Adventsmarkt auf dem Berg
Im Weihnachts-Wunderland

Ochtrup -

Sehen und gesehen werden: Die vorweihnachtliche Adventsstimmung hat wieder unzählige Leute auf „Ochtrups höchste Erhebung“ gelockt. Menschen aller Altersgruppen sind gekommen. „Wir gehen jedes Jahr hierher. Uns gefällt die Atmosphäre und man trifft viele Bekannte“, ist eine viel zitierte Aussage der Besucher.

Sonntag, 23.11.2014, 20:00 Uhr

Anziehungspunkt der Ochtruper am letzten Wochenende vor Beginn der Adventszeit: Der Markt auf dem Berg verbreitet eine besondere Stimmung.
Anziehungspunkt der Ochtruper am letzten Wochenende vor Beginn der Adventszeit: Der Markt auf dem Berg verbreitet eine besondere Stimmung. Foto: ta

Die Sonne versinkt am späten Samstagnachmittag hinter dem Ochtruper Berg, und am Horizont leuchtet das Abendrot. „Ein schöner Tag ist das heute. Das Wetter passt, und man kommt schon jetzt in Weihnachtsstimmung“, stellt eine Frau fest, die mit ihrer Schwester über den Vor-Adventsmarkt an der Bergwindmühle schlendert. Diese vorweihnachtliche Adventsstimmung hat wieder unzählige Leute „auf Ochtrups höchste Erhebung“ gelockt. Menschen aller Altersgruppen sind hier vertreten. „Wir gehen jedes Jahr hierher. Uns gefällt die Atmosphäre und man trifft viele Bekannte“, ist eine viel zitierte Aussage der Besucher.

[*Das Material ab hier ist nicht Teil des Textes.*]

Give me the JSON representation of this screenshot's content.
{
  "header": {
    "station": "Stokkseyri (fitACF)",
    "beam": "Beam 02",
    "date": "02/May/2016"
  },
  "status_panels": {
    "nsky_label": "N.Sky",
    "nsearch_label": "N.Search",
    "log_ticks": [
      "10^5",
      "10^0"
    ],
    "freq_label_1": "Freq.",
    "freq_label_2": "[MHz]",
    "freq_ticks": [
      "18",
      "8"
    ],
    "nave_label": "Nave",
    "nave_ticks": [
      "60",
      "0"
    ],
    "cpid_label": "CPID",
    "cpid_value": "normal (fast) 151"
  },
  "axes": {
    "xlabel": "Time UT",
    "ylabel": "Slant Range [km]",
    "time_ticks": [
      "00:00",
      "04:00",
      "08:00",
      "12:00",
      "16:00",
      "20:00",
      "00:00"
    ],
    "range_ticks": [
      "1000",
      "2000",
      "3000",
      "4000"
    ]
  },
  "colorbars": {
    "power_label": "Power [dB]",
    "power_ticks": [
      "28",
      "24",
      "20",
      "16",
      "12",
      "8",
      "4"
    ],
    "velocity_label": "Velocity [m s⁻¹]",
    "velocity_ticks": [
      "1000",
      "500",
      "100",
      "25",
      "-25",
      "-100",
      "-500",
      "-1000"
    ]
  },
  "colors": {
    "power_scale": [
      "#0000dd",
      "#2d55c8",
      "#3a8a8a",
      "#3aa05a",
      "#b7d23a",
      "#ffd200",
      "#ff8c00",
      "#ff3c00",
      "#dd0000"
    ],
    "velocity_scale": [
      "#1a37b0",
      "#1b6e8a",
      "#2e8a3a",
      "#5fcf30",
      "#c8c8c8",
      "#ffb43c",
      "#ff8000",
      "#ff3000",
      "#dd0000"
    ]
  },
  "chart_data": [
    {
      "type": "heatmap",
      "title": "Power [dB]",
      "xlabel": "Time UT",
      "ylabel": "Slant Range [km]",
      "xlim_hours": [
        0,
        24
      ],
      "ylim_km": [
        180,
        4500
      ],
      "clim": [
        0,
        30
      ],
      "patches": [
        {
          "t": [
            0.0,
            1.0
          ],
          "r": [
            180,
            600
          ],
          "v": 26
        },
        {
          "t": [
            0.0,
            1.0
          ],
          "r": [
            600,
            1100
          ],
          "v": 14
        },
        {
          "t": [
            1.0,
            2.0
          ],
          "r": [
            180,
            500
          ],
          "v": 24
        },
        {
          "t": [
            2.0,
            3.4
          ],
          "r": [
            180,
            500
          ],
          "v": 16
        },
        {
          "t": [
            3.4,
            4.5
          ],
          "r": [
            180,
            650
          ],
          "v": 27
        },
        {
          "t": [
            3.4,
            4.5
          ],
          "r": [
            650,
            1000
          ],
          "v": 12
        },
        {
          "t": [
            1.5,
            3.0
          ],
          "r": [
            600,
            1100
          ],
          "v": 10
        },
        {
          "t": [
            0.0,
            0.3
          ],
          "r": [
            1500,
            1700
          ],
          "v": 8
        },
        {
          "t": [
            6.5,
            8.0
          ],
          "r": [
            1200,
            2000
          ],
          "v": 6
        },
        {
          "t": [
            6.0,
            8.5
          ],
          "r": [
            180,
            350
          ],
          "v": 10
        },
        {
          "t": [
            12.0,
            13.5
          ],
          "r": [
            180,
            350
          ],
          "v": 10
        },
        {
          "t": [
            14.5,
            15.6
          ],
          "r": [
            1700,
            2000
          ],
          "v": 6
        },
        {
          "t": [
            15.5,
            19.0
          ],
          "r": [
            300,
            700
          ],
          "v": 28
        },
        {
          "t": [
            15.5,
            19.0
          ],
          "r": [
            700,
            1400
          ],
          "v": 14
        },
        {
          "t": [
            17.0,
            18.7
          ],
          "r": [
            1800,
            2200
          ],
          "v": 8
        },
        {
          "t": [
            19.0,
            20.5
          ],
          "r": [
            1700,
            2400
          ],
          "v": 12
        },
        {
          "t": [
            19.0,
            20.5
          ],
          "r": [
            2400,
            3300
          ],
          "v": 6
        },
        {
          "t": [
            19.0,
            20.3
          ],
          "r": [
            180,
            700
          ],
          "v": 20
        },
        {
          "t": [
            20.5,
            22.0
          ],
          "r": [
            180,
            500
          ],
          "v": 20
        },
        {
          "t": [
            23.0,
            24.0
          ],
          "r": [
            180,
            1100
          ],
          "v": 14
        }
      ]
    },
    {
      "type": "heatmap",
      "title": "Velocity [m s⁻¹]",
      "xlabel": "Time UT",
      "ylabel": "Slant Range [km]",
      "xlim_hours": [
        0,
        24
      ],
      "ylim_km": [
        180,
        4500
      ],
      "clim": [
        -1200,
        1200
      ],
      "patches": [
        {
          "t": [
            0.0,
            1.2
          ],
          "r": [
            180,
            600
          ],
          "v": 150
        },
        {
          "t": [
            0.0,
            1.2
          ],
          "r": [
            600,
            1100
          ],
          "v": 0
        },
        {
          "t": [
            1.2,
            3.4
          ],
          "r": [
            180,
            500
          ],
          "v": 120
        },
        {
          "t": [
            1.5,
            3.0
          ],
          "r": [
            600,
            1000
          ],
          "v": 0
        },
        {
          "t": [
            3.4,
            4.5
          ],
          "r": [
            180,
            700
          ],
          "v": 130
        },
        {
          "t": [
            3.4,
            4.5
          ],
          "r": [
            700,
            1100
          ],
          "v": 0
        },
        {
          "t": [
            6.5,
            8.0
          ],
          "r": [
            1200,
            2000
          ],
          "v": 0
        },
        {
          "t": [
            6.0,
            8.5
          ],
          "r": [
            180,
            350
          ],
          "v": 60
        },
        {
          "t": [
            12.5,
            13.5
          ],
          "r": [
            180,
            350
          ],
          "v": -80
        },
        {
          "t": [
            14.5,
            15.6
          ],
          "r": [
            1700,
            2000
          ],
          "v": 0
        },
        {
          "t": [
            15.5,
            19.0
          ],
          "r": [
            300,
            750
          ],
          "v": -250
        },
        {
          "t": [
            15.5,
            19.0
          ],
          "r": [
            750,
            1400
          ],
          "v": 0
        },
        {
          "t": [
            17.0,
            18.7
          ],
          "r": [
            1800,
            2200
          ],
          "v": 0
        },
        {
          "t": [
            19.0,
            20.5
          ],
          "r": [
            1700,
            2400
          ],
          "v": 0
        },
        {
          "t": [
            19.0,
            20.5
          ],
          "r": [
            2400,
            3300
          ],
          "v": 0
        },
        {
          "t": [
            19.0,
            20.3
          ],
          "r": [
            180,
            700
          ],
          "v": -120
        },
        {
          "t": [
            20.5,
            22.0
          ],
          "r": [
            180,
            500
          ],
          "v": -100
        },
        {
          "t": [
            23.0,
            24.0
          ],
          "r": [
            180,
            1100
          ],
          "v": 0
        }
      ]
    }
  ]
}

Unter all den großen und kleinen Leuten ist auch die kleine Mila mit ihren Eltern. „Stell dir vor, der Nikolaus kommt heute höchstpersönlich hierher“, sagt Milas Mama. Die Dreijährige und all die vielen anderen Kinder kommen aus dem Staunen gar nicht mehr heraus. Menschen sehen sie, unzählige Menschen. Und inmitten dieser Menschenmenge taucht plötzlich der Nikolaus und sein Knecht Ruprecht auf. Die Kleinen haben glühende Wangen vor lauter Aufregung. Ganz nah dürfen sie beim Nikolaus sein, der süße Sachen und Stutenkerle verteilt. Ach, ist das schön. Fast so, als sei der Himmel auf die Erde gefallen. „Bist du der Weihnachtsmann?“, fragt ein Junge den Nikolaus. „Aber nein“, sagt dieser mit ruhiger Stimme. „Ich bin der Nikolaus und habe vor langer Zeit als Bischof von Myra hier auf der Erde gelebt.“ Dann erzählt er den vielen Kindern und Erwachsenen seine Geschichte.

Inzwischen ist es dunkel geworden. Die beleuchteten Holzhütten ranken sich wie ein Lichtermeer um die Bergwindmühle. Unten am Fuß der Mühle ist das Gedränge so groß, dass sich die Menge stellenweise nur langsam vorwärts schiebt. In den Hütten gibt es Gebasteltes, Genähtes und Geschnitztes zu sehen und zu kaufen. Der Geruch von Bratwurst, Glühwein, Popcorn und Reibeplätzchen vermischt sich mit dem „Ramtamtamtam“ des kleinen Trommlers, das der Christliche Posaunenchor gerade zu Gehör bringt. Im Wechsel mit den Ochtruper Volksmusikanten erfreut das Ensemble die Besucher mit bekannten Weihnachtsliedern.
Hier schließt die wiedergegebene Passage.